I hope you are doing well. So I did this course on Brilliant about infinities. It is structured like a quiz. One question to come up was:
"Suppose you had a complete finite list of every prime (assuming this is even possible to do). You multiplied all of them together, and added one, getting the number Q. What remainder would there be when Q Q Q is divided by any of the primes?"
The options for an answer were:
- 0
- 1
- 2
- it varies based on the prime
So allegedly the answer is:
"Consider Q before the 1 is added to it: Q−1. Since Q−1 is formed by multiplying all primes together, all primes divide evenly into it! So, going back to Q,that means attempting to divide by a prime will result in a remainder of 1 in every case."

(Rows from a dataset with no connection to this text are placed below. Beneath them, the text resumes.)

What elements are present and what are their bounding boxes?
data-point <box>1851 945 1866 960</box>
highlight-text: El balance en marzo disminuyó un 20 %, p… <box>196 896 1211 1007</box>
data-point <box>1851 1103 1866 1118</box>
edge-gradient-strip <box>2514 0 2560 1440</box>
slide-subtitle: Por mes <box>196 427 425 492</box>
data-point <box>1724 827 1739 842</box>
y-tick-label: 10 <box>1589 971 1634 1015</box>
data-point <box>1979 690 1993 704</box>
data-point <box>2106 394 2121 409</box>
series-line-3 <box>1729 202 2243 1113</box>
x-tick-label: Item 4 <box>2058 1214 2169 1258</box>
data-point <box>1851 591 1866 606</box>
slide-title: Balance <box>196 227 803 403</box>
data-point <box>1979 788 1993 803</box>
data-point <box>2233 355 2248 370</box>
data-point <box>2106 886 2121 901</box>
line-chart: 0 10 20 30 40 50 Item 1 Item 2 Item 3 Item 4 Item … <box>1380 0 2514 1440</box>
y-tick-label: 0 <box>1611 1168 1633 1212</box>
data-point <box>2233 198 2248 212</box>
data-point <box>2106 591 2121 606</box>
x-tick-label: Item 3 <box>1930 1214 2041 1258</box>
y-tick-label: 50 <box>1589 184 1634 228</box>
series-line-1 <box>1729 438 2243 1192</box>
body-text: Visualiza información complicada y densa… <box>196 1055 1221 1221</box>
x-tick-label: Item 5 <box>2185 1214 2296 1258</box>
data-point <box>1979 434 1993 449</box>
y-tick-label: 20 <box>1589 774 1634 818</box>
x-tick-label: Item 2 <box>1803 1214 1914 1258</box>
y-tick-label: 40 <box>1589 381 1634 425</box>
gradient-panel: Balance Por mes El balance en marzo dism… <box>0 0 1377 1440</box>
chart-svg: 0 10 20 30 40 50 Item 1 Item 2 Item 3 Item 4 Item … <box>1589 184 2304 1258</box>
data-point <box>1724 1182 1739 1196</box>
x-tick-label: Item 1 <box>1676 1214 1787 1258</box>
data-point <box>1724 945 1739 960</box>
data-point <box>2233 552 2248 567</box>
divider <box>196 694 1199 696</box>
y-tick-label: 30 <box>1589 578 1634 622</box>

Hear me out (and excuse my terrible LaTex^^): If x=any prime of the product Q-1, and Q-1/x=1 and Q-1/Q-1=1 then this infers that Q-1=x. So the answer implies that the product of a given set of primes is equal to any of its multiplicands ?
What am I missing here ?
Suppose we have a list of prime numbers.
We multiply all the numbers on this list together. This number is divisible by every prime number on our list.

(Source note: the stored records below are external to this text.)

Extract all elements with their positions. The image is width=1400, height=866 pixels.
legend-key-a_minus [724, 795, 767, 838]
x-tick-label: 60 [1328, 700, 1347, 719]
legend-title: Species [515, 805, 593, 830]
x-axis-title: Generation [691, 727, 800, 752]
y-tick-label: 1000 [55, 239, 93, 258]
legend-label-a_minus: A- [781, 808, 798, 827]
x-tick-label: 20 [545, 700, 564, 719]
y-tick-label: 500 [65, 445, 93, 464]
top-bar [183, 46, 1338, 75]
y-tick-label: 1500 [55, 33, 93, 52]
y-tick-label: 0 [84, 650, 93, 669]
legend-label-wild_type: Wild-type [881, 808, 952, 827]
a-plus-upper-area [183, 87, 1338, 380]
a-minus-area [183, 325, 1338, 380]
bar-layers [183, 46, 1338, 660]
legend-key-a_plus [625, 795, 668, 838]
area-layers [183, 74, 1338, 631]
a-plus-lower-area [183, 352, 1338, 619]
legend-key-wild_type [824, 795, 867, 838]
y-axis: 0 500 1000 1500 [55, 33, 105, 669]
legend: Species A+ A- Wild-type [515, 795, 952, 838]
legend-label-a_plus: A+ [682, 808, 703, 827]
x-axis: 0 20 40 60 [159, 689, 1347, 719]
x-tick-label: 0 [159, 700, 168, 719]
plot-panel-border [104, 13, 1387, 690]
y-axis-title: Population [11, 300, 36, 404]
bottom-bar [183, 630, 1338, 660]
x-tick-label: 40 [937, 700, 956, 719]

Next, we take the number that is the product of all primes on our list and add one. What we now have is not divisible by any number on our list. The remainder will always be 1.
This means that the number we have created... the product of primes + 1 either is prime (and not on our list) or has prime factors that are not on our list. Either way, no list of prime numbers is complete. Hence the set of prime numbers is infinite.